Direct SQL, raw rows trades narration for flexibility. The LLM only has to write a single SQL statement, which keeps it fast at any result-set size — 100 rows came back in 5.3 s — and lets the user ask anything the schema can answer. The cost is that the result is a table; turning that into a sentence is an exercise for the reader.

Tool-calling via the Domain Tool Engine trades flexibility for accuracy. Hallucinated columns are impossible by construction, and small queries return in 1–2 s.
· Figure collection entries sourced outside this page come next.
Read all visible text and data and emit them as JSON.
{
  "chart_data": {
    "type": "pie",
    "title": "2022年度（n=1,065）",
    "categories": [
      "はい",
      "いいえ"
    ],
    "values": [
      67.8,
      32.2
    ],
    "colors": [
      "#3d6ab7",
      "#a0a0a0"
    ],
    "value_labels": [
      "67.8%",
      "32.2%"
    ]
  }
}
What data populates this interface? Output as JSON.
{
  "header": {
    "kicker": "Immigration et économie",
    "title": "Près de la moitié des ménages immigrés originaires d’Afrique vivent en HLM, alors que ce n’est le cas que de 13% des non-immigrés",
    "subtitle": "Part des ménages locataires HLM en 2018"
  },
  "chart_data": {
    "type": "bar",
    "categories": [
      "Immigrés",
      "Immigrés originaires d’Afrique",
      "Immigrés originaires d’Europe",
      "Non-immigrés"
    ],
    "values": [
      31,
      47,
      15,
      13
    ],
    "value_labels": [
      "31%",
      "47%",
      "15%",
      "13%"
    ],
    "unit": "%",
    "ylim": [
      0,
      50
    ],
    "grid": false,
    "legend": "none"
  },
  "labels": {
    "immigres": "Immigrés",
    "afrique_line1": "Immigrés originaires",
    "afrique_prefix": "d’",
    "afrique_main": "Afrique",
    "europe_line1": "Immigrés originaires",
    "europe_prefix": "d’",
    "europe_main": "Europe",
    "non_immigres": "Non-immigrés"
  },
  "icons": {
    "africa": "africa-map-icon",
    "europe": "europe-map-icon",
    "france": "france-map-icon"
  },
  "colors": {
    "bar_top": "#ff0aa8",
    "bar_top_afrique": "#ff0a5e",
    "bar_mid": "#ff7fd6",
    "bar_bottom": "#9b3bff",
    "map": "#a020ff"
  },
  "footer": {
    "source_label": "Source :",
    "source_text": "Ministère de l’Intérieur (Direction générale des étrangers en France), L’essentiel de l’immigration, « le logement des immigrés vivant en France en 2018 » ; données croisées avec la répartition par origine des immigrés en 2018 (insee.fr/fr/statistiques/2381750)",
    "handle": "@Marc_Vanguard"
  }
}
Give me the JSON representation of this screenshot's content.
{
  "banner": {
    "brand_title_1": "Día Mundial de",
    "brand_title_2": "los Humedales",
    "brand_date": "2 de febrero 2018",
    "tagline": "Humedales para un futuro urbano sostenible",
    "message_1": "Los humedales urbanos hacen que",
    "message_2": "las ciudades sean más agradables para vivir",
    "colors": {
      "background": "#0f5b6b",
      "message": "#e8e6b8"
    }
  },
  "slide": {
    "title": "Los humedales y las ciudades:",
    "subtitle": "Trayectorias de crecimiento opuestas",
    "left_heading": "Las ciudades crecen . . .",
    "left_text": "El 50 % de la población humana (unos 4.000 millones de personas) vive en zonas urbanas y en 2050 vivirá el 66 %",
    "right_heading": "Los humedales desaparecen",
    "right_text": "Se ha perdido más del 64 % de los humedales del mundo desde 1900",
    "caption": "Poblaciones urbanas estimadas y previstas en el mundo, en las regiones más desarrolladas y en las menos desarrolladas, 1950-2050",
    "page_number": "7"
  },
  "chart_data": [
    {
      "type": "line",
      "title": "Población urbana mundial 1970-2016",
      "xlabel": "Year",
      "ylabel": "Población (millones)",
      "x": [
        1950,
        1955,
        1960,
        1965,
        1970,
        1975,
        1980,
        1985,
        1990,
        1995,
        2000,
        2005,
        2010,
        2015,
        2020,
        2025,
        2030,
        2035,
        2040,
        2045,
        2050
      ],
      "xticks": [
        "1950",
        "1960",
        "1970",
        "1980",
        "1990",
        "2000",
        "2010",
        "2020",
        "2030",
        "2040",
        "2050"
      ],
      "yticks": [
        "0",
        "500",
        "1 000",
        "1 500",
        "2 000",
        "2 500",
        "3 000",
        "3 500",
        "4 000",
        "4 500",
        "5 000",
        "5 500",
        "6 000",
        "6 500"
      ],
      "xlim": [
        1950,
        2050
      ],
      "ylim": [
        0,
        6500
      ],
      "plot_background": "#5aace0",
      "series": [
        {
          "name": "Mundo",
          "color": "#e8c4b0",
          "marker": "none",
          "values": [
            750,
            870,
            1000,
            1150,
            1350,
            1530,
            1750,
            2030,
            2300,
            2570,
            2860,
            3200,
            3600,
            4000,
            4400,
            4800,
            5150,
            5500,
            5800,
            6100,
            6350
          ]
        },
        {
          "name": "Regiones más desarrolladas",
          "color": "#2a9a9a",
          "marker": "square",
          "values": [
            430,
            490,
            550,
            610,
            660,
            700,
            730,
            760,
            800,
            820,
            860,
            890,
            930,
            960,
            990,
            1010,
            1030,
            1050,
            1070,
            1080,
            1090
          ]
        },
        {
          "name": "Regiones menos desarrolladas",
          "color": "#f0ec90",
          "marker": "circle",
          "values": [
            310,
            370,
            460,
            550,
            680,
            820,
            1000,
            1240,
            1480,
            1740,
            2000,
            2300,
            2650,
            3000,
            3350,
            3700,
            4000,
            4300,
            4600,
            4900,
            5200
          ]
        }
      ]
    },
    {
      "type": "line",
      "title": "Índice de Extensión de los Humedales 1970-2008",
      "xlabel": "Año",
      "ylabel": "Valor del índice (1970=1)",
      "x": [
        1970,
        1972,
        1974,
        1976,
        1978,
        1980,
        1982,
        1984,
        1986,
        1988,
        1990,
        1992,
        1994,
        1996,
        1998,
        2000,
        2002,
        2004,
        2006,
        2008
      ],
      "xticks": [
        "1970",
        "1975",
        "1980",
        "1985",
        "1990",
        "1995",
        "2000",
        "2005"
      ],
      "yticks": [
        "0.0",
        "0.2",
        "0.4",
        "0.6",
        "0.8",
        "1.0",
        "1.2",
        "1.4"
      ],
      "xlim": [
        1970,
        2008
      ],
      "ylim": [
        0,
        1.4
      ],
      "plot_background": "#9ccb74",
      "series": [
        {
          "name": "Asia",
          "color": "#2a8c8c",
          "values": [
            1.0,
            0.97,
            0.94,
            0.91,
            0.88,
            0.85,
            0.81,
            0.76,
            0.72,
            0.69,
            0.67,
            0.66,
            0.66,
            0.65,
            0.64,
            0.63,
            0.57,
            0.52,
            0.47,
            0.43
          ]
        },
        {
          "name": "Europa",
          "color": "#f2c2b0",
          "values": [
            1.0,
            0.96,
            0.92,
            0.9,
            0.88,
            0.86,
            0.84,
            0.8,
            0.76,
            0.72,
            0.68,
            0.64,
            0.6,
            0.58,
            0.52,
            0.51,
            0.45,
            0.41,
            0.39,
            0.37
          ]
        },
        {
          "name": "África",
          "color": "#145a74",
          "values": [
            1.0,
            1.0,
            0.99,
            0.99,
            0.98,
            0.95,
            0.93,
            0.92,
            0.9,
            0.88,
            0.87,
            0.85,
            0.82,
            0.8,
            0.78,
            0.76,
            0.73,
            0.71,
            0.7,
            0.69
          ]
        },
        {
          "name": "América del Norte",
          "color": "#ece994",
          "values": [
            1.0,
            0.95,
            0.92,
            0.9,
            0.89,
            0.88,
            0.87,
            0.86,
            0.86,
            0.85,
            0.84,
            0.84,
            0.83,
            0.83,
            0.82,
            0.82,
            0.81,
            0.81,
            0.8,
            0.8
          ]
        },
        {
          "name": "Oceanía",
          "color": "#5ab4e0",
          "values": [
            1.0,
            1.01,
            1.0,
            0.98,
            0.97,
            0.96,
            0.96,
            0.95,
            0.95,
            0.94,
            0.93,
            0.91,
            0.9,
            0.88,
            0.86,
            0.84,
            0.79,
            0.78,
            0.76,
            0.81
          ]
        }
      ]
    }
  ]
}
The cost is that the model can only ask the questions the engine has tools for, and the questions it asks are bounded by what the model already knows about the schema — which is, currently, nothing specific to our database.

Where this would go next

  • Agentic loops. Both patterns above are single-shot: the LLM gets one chance to write the SQL, or one chance to pick a tool. An agentic version — multiple LLM calls, the model checking its own work and retrying when the result does not match the question — would address both kinds of failure on the page. In direct SQL it would catch a query that returned nothing useful and revise it; in tool-calling it would chain tools correctly, picking a property that has a pet before looking up the pet record.
  • More capable models, in a sovereign region. Agentic loops mean more LLM calls per question, and that is the cost. A 14B model running locally on an M1 starts to feel slow under multi-step reasoning — we ran experiments that confirmed this; they are not shown here. The natural next step is a more capable model hosted in a region-locked cloud environment: an Australian-resident hyperscaler region, or a sovereign AI provider. The “no data leaves the machine” purity goes; the “no data leaves the country” property is preserved, and the model has the headroom to plan, retry, and chain tool calls without timing out.